Nights when I was up much later than my family I kept the portable close by so that the sound of the ringing phone wouldn't wake Grace or disturb Lauren. They both needed their sleep, Lauren often more desperately than Grace.
   I was thinking about the change of seasons, albeit the wrong seasons, as the phone chirped. I was also thinking of getting more vodka. I'd had enough that the additional vodka seemed like a good idea. I hadn't quite had enough that I was completely unaware that it was actually a bad idea.
    Seasons? In quasi-temperate zones that enjoy four—like Colorado—the heralds that announce the transitions from one season to the next differ depending on the time of year. There are constants among the changes. Temperature always varies—cool-to-warm, hot-to-cool, whatever. That's an immutable marker. The length of day is another fixed sign—it reliably stretches or contracts as the sun alters its position in the sky. The dramatic changes that occur with the approach of winter and the approach of summer are mostly about those two universal seasonal harbingers, temperature and light.
    But the shoulder seasons, spring and fall, are different.

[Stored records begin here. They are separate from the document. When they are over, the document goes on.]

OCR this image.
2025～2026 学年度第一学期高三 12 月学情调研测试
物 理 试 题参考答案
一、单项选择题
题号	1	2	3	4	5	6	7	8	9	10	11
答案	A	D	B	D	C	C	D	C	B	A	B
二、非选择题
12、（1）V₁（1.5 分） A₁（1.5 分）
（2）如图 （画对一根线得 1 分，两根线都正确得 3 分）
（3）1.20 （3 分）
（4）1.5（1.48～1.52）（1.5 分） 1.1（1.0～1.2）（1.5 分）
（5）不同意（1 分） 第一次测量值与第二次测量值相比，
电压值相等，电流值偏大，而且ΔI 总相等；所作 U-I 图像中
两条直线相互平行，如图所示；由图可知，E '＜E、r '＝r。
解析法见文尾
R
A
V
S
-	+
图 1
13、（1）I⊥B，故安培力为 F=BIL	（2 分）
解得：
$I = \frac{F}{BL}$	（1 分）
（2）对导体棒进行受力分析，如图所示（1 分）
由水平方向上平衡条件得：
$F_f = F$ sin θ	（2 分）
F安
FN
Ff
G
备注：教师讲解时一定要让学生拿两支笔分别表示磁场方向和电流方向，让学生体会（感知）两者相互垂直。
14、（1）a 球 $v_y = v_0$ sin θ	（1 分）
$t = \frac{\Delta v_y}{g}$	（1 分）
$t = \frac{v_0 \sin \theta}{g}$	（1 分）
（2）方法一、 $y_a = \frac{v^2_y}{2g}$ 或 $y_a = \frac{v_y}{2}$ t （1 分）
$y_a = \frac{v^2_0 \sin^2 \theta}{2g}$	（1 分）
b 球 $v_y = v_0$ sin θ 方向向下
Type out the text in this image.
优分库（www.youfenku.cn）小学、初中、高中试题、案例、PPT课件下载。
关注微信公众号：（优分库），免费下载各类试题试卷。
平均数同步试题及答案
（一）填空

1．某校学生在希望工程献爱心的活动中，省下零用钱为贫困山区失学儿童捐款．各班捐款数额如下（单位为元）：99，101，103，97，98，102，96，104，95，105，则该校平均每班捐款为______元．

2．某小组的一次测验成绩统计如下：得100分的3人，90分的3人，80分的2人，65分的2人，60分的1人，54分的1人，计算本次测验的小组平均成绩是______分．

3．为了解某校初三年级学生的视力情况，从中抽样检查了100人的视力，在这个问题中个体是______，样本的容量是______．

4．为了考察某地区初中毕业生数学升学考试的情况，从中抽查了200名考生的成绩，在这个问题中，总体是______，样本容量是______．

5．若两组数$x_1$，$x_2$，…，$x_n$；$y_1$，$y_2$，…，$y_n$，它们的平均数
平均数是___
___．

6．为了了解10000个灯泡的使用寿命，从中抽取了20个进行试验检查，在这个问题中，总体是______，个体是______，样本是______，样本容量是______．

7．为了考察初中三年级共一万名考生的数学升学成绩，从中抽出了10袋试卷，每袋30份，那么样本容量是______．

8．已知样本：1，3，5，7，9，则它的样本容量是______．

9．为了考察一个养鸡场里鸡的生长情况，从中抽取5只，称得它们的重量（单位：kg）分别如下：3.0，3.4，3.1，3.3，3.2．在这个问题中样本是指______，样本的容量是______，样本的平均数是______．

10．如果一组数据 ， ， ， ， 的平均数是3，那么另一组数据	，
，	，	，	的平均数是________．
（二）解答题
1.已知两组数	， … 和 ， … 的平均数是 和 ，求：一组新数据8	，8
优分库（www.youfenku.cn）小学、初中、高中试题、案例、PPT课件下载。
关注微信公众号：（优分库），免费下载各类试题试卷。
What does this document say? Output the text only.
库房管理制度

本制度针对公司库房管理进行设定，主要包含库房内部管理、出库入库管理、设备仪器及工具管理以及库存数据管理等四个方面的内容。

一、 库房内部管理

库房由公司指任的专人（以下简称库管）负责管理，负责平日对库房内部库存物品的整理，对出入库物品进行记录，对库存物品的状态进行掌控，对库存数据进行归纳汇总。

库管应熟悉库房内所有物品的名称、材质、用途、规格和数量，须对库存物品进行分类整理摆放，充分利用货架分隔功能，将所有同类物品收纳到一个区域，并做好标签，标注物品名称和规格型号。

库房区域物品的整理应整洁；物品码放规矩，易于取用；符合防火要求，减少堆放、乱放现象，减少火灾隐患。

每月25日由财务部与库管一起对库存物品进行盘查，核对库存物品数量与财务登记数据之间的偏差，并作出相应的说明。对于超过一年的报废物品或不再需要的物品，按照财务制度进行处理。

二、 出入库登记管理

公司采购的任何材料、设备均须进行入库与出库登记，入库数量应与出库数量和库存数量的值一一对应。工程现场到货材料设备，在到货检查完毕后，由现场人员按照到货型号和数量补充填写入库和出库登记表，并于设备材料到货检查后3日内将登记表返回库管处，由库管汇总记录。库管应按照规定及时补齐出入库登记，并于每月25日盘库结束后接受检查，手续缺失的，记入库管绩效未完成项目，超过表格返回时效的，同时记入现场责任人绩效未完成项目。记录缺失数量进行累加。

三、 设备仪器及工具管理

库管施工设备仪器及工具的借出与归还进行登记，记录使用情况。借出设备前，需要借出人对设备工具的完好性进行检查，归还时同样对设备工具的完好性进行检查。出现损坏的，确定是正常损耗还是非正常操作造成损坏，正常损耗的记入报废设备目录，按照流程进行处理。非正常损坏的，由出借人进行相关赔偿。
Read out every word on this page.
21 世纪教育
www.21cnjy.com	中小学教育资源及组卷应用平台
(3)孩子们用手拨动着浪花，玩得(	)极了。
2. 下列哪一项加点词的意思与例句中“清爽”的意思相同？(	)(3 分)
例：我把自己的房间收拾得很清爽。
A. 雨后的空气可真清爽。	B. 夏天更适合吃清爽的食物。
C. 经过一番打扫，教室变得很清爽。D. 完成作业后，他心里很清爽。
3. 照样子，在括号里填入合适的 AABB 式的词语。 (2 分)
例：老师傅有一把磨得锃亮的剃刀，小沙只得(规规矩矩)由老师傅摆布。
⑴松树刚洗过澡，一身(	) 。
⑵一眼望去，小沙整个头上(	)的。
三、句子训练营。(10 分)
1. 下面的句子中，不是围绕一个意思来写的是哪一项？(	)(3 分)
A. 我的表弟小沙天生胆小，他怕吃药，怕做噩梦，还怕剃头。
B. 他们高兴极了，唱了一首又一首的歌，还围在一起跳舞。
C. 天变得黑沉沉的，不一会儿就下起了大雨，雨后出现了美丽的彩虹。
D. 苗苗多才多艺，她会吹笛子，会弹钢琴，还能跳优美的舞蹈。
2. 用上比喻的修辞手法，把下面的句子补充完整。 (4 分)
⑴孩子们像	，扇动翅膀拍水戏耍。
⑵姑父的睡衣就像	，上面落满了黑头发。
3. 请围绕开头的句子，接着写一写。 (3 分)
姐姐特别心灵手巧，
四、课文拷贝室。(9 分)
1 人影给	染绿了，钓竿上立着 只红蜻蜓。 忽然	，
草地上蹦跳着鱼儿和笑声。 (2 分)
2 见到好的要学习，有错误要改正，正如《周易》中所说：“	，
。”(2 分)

They are almost always more subtle. Spring, for me, announces with color. Even before the chill of winter tempers, tender shoots emerge among the taupe grasses and the fresh butter and ripe lemon of the first crocuses peek through the snow. Above the ground the lime-flesh green of the first buds poke out on the early leafing trees and on the not-yet-fragrant lilacs.
    The bare cusp of autumn isn't about color—the tarnished hues come later—it's about aroma. One unpredictable morning in early to mid-September, a morning before the aspen leaves have begun their golden transformation, I will walk outside before dawn with the dogs and smell the first floating molecules carrying the musk of decay. It's a whispered warning that one phase of life is in the process of disintegrating so that another might begin.
    I was aware the night that Kol died that I was out of seasonal sync; I was thinking autumn thoughts during April, not seeing shades of green, but instead smelling the sour harbinger of decay.
A glance at the caller ID screen revealed two words: PAY PHONE. Had I been home alone I would have ignored the call and let voice-mail do its thing. But the repeated ringing would wake my family and I picked up after half a ring, expecting bad news. No particular bad news. It was late and it had been a bad-news kind of day. A not-autumn day when the aroma was of decay.
    "This'll be quick, so if anyone asks later on you can say that the call you received was a wrong number. I will deny this ever happened." The distinctive voice was Sam Purdy's. The volume wasn't as robust as usual, but it wasn't quite a whisper either. When Sam was tired the influence to his accent from his years on Minnesota's Iron Range tended to grow more pronounced. Sam was tired.
Know
became a multisyllable word—the vowel sound at the end just went on and on in that inimitable Minnesota way. "You got it?" he asked.
    "Yes," I said, already wary.
God, what next?
    "If the last thing you said to me this morning on the trail is true, you have to consider the possibility that . . . someone is setting you up," Sam said.